Some of the global companies like Gemini Incorporated are creating micro-entrepreneurs by formalizing the small ‘kabadiwalas’ by giving them baling machines, finance and buying the sorted and baled materials. GDB International from the USA that is working with USA Plastic Associations and the government there to increase recycled content in certain products so as to encourage the recycling industry is another such example.
Shakti Plastic Industries, a well-known name in Indian plastic recycling, is encouraging and supporting young entrepreneurs to come up with upscale products while mentoring them. The company Lucro.in has an aim to popularize the recycling culture. Its Plast-e-Cycle addresses three core areas – protecting the environment by reducing plastic waste reaching landfills and oceans, developing the community by creating opportunities for rag pickers and dormant factories and progressing businesses by manufacturing innovative and environmentally friendly products.

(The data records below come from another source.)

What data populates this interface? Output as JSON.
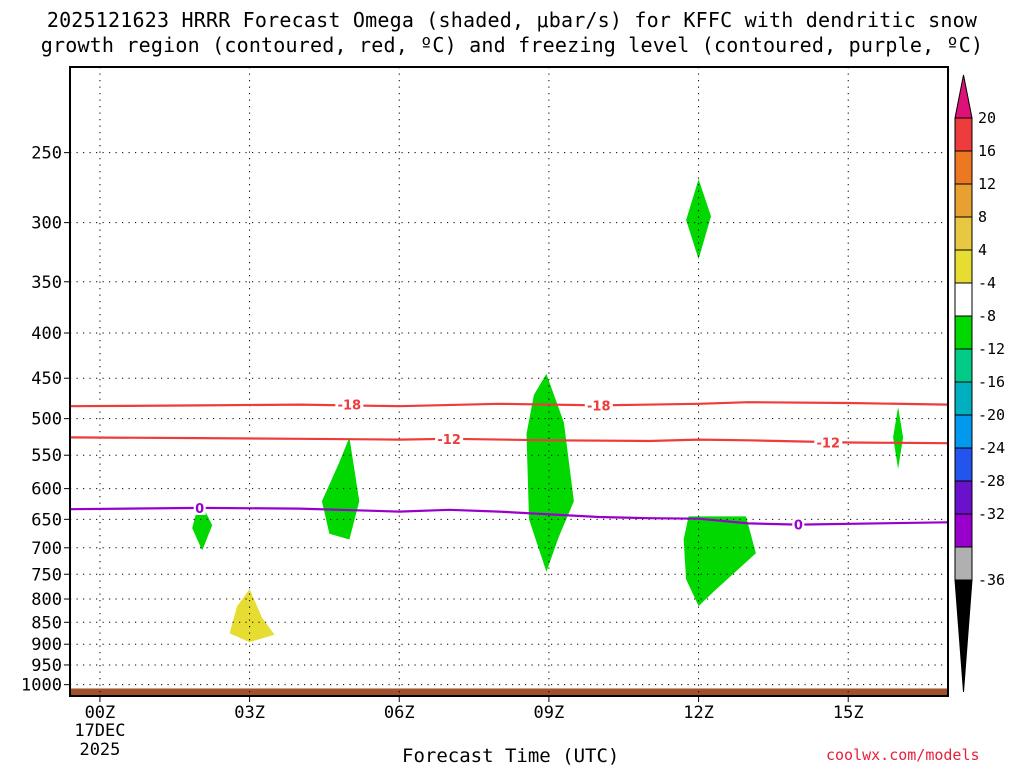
{
  "title": {
    "line1": "2025121623 HRRR Forecast Omega (shaded, μbar/s) for KFFC with dendritic snow",
    "line2": "growth region (contoured, red, ºC) and freezing level (contoured, purple, ºC)"
  },
  "credit": "coolwx.com/models",
  "chart_data": {
    "type": "heatmap",
    "xlabel": "Forecast Time (UTC)",
    "ylabel": "",
    "xlim_hours": [
      -0.6,
      17
    ],
    "ylim_hPa": [
      1030,
      200
    ],
    "y_scale": "log",
    "grid": true,
    "x_ticks": [
      {
        "hour": 0,
        "label": "00Z",
        "sub1": "17DEC",
        "sub2": "2025"
      },
      {
        "hour": 3,
        "label": "03Z"
      },
      {
        "hour": 6,
        "label": "06Z"
      },
      {
        "hour": 9,
        "label": "09Z"
      },
      {
        "hour": 12,
        "label": "12Z"
      },
      {
        "hour": 15,
        "label": "15Z"
      }
    ],
    "y_ticks": [
      "250",
      "300",
      "350",
      "400",
      "450",
      "500",
      "550",
      "600",
      "650",
      "700",
      "750",
      "800",
      "850",
      "900",
      "950",
      "1000"
    ],
    "ground_below_hPa": 1010,
    "ground_color": "#a0522d",
    "omega_regions": [
      {
        "color": "#00d800",
        "value_range": [
          -8,
          -4
        ],
        "points": [
          [
            2.0,
            618
          ],
          [
            2.25,
            660
          ],
          [
            2.05,
            705
          ],
          [
            1.85,
            665
          ]
        ]
      },
      {
        "color": "#00d800",
        "value_range": [
          -8,
          -4
        ],
        "points": [
          [
            5.0,
            525
          ],
          [
            5.2,
            620
          ],
          [
            5.0,
            685
          ],
          [
            4.6,
            675
          ],
          [
            4.45,
            620
          ],
          [
            4.8,
            560
          ]
        ]
      },
      {
        "color": "#00d800",
        "value_range": [
          -8,
          -4
        ],
        "points": [
          [
            8.95,
            445
          ],
          [
            9.3,
            505
          ],
          [
            9.5,
            620
          ],
          [
            9.2,
            680
          ],
          [
            8.95,
            745
          ],
          [
            8.6,
            650
          ],
          [
            8.55,
            520
          ],
          [
            8.7,
            470
          ]
        ]
      },
      {
        "color": "#00d800",
        "value_range": [
          -8,
          -4
        ],
        "points": [
          [
            12.0,
            268
          ],
          [
            12.25,
            295
          ],
          [
            12.0,
            330
          ],
          [
            11.75,
            298
          ]
        ]
      },
      {
        "color": "#00d800",
        "value_range": [
          -8,
          -4
        ],
        "points": [
          [
            11.8,
            645
          ],
          [
            12.95,
            645
          ],
          [
            13.15,
            710
          ],
          [
            12.3,
            785
          ],
          [
            12.0,
            815
          ],
          [
            11.75,
            760
          ],
          [
            11.7,
            685
          ]
        ]
      },
      {
        "color": "#00d800",
        "value_range": [
          -8,
          -4
        ],
        "points": [
          [
            16.0,
            485
          ],
          [
            16.1,
            525
          ],
          [
            16.0,
            570
          ],
          [
            15.9,
            525
          ]
        ]
      },
      {
        "color": "#e6dc32",
        "value_range": [
          4,
          8
        ],
        "points": [
          [
            3.0,
            780
          ],
          [
            3.25,
            840
          ],
          [
            3.5,
            878
          ],
          [
            3.0,
            895
          ],
          [
            2.6,
            875
          ],
          [
            2.75,
            815
          ]
        ]
      }
    ],
    "contours": [
      {
        "name": "-18",
        "color": "#ee3c3c",
        "label": "-18",
        "points": [
          [
            -0.6,
            484
          ],
          [
            2,
            483
          ],
          [
            4,
            482
          ],
          [
            6,
            484
          ],
          [
            8,
            481
          ],
          [
            10,
            483
          ],
          [
            12,
            481
          ],
          [
            13,
            479
          ],
          [
            15,
            480
          ],
          [
            17,
            482
          ]
        ],
        "label_at": [
          [
            5,
            482
          ],
          [
            10,
            483
          ]
        ]
      },
      {
        "name": "-12",
        "color": "#ee3c3c",
        "label": "-12",
        "points": [
          [
            -0.6,
            525
          ],
          [
            2,
            526
          ],
          [
            4,
            527
          ],
          [
            6,
            528
          ],
          [
            7,
            527
          ],
          [
            9,
            529
          ],
          [
            11,
            530
          ],
          [
            12,
            528
          ],
          [
            13,
            529
          ],
          [
            15,
            532
          ],
          [
            17,
            533
          ]
        ],
        "label_at": [
          [
            7,
            527
          ],
          [
            14.6,
            532
          ]
        ]
      },
      {
        "name": "0",
        "color": "#9900cc",
        "label": "0",
        "points": [
          [
            -0.6,
            633
          ],
          [
            2,
            631
          ],
          [
            4,
            632
          ],
          [
            6,
            637
          ],
          [
            7,
            634
          ],
          [
            8,
            637
          ],
          [
            10,
            646
          ],
          [
            11,
            648
          ],
          [
            12,
            649
          ],
          [
            13,
            657
          ],
          [
            14,
            659
          ],
          [
            17,
            655
          ]
        ],
        "label_at": [
          [
            2,
            631
          ],
          [
            14,
            659
          ]
        ]
      }
    ]
  },
  "colorbar": {
    "labels": [
      "20",
      "16",
      "12",
      "8",
      "4",
      "-4",
      "-8",
      "-12",
      "-16",
      "-20",
      "-24",
      "-28",
      "-32",
      "-36"
    ],
    "top_color": "#dd1177",
    "bottom_color": "#000000",
    "colors": [
      "#ee3c3c",
      "#ee7722",
      "#e8a030",
      "#e8c840",
      "#e6dc32",
      "#ffffff",
      "#00d800",
      "#00cc88",
      "#00b0c0",
      "#0099ee",
      "#2255ee",
      "#6a11cc",
      "#9900cc",
      "#b0b0b0"
    ]
  }
}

It is time for collaboration and work for the circular economy and not a competition as the issues of environment and climate change have become far more serious as we move ahead. Though there are many hurdles, the plastic waste management industry is maturing. The efforts of the government in creating favorable policies and guidelines, initiatives by Niti Aayog, MSME interventions, initiatives by the people, designers, big brand owners, NGOs, technology experts are laudable. With such collaborations, India can surely Atmanirbhar (self-reliant) in plastic waste management. Resources are limited, but the efforts needed are unlimited
Climate change is getting attention as never before and the efforts in dealing with the same also have increased and the commitment for a better future depends on our actions today so that our future generations can lay claim to a better tomorrow more exciting and brilliant than our past……
Sameer Joshi, has done his Ph.D. in plastic waste management and is a Guinness book world record holder for the world’s largest T-shirt from plastic waste in 2018. He works in the field of plastic recycling and circular economy.